4 Replies to “Running On Faith: DAVID WANTS TO FLY Plays Hot Docs

  1. Kind of reminds me of a book I read once for class called Selling Spirituality about some of the same things you were talking about towards the end.

    This one actually sounds very fascinating. Thanks for the notice Hatter 🙂

  2. Yeah, great post – reminds me of that line in bullet the blue sky (im sure ve mentioned this recently actually…)

    "And I can't tell the difference between ABC news, Hill Street Blues and a preacher on the old time gospel hour stealing money from the sick and the old. Well the God I believe in isn't short of cash, mister. I feel a long way from the hills of San Salvador where the sky is ripped open and the rain pours through a gaping wound pelting the women and children…pelting the women and children…who run …who run…into the arms…of America"

    Simon
    http://www.screeninsight.com

  3. I caught this one last night at the Bloor and I couldn't believe how funny it was, not poking fun or anything just showing the lunacy of it all at time. Audience really digged it and it was a packed house. I hope it does well as it's to open soon in Germany, I assume it may be more than a little controversial.

  4. @ Univarn… It's a comment on selling faith, and a quest to define one's own inner peace. And it's brilliant on both fronts.

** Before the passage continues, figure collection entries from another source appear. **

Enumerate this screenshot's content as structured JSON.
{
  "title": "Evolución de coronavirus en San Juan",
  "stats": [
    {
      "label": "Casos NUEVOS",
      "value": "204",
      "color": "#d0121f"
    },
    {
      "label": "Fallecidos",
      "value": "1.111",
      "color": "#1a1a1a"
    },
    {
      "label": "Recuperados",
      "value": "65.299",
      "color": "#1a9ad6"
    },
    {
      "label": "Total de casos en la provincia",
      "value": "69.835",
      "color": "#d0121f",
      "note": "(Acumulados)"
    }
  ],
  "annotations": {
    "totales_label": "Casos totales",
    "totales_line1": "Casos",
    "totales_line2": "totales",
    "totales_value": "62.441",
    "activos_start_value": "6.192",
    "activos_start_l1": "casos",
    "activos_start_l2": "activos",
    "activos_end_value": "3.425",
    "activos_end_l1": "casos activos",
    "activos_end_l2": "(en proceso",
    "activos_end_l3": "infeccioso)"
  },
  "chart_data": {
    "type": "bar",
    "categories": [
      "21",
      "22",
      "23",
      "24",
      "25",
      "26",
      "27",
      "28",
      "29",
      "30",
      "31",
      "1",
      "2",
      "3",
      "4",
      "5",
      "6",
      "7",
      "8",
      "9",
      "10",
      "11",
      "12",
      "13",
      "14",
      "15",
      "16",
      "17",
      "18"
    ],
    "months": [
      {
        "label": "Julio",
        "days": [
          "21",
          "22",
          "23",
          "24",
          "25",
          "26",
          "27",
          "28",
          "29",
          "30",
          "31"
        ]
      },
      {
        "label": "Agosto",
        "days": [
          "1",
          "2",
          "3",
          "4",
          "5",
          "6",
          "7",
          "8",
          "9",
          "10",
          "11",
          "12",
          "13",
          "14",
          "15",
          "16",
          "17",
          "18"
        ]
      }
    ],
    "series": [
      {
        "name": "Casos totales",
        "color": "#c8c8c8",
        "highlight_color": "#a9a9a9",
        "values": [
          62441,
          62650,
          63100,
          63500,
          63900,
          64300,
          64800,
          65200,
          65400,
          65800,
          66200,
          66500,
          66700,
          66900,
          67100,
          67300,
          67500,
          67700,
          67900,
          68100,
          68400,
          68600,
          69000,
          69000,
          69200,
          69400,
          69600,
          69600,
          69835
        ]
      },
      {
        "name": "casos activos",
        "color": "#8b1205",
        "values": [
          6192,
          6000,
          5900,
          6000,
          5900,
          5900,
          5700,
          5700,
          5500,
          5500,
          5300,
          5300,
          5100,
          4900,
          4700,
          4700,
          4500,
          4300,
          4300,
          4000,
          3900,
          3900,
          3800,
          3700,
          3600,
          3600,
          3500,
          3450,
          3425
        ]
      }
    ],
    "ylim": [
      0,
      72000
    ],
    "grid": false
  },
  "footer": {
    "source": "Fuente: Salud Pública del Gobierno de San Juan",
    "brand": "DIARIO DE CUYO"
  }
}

    Do check it out as soon as you have the chance.

    @ Simon… Love that song. Love that version of that song (The Rattle and Hum version). Do try to track this film down, you won't be sorry!

    @ Shannon… Hard to say wether it'll be controversial. It's a fair movie right? He doesn't make assumptions, he just keeps asking questions. But people high up the ladder in religious organizations don't like these sorts of questions – so you're probably right!